Speaking of non-designated areas, my family’s cabin was in a residential pressure cell with a lot of other large cabins. Haemon’s family lived on our street. Yestin’s family lived just above us, on B deck. Our cell wasn’t far from pump station number two, with its air pump, its filtration pump, and its photosynthesis machines. Oh – and it didn’t take us long to get to the Health Centre, either. That was in an open deck cell, free of streets and bulkheads. On both decks of this pressure cell there were courts and gymnasiums, and enough open space to kick a ball around.

Not that you could just wander in to play ball whenever you felt like it. Access to the Health Centre was strictly rationed, so that everyone received enough ‘free-motion’ exercise time. Competitive sport took place on Sundays, and you could watch the games if you felt like it.

Everything had been carefully thought out for our comfort and convenience. I can hardly believe that now. I can hardly believe we were so important.

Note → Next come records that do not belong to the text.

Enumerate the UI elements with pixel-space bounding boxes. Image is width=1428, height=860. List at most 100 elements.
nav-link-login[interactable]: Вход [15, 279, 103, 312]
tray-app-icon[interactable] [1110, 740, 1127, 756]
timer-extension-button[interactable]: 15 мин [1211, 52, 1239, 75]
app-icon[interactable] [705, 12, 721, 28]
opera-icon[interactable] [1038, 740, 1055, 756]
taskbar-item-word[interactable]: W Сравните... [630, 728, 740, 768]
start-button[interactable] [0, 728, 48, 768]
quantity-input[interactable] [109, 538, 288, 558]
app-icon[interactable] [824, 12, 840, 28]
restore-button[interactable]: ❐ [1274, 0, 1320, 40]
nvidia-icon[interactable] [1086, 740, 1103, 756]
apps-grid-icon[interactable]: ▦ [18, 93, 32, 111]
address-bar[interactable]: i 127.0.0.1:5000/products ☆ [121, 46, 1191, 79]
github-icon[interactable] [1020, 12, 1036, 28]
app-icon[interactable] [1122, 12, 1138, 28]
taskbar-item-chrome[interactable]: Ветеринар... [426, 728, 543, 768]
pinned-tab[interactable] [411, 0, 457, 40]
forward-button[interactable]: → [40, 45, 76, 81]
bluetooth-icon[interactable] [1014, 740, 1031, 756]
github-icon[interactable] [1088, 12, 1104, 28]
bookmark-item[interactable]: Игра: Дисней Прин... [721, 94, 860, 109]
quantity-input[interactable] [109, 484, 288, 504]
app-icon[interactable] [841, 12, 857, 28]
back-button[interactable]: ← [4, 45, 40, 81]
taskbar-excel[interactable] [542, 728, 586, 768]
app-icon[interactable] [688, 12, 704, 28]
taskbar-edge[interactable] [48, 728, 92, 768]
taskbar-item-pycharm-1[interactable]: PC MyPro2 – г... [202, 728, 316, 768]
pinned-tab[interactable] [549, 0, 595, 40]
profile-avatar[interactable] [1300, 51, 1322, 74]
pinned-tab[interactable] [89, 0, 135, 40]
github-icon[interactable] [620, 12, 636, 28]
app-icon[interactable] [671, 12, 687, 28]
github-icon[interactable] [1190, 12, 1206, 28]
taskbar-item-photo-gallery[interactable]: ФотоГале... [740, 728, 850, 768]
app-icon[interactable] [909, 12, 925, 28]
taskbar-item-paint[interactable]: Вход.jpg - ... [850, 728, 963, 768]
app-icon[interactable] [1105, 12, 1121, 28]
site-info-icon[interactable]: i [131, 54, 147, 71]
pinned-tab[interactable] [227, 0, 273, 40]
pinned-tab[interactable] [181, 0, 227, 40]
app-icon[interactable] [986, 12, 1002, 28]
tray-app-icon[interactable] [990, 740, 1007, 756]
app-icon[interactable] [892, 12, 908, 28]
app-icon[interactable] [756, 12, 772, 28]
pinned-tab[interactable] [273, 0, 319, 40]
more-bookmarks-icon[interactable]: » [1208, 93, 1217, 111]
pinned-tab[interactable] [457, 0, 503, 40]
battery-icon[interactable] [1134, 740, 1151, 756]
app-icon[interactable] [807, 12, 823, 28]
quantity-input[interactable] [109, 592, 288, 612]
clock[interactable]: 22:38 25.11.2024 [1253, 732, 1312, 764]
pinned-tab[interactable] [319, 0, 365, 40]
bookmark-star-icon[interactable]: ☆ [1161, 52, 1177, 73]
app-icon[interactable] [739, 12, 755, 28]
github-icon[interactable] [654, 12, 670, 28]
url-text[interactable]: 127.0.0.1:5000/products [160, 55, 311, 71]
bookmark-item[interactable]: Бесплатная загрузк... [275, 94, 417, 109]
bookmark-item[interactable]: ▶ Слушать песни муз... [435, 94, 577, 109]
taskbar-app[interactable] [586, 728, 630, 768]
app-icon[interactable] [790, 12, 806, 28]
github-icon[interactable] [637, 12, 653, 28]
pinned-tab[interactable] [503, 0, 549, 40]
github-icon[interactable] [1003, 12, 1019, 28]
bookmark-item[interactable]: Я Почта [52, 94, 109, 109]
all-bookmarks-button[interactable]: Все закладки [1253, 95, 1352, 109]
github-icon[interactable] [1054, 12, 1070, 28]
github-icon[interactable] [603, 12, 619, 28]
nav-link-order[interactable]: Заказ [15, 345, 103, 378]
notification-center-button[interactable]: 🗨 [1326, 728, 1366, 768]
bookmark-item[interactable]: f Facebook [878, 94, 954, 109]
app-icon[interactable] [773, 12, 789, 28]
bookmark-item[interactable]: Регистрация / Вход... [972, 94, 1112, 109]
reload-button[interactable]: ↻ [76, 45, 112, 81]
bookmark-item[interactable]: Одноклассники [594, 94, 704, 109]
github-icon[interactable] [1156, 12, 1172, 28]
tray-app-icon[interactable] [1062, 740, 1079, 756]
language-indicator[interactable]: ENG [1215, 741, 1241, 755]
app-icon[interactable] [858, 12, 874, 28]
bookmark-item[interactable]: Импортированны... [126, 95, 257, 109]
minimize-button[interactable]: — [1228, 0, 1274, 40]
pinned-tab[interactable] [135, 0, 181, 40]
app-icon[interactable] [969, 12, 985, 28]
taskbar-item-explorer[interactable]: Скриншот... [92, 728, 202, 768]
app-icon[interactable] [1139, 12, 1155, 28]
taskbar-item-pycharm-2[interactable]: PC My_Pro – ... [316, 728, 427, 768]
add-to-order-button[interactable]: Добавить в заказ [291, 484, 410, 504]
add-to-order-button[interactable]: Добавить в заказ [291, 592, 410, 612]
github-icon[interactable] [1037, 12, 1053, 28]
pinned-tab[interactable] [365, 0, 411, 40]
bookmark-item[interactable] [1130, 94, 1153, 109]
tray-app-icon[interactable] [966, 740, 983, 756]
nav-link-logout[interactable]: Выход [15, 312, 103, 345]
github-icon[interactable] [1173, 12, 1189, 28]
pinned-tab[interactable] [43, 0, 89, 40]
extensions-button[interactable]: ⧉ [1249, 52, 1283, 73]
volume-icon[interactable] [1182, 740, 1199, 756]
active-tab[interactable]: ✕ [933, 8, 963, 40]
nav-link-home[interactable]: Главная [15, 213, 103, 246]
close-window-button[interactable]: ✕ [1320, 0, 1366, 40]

Why didn’t I savour it while I could?

Anyway, when I arrived back from Haemon’s party, my mother was already in our cabin. She was doing three things at once: loading the laundry dump, studying the Interface Array, and talking to someone at MedLab. In those days, Plexus had a very complex communication system. You could log on to the Visual Interlink Network (VIN) wherever there was an Interface Array, and the visuals would pop up like a window on a wall. (We used to call it Vindow, because of this portal effect.) There was also a voice patch sewn into the collar of every garment, which allowed you to talk to any person on board. The ID bands around our wrists did more than monitor our vital signs. Each one contained a genetic signature that served as a lock-in code. By tracking our genetic signatures, CAIP – our Core Artificial Intelligence Program – could route signals from one person to another.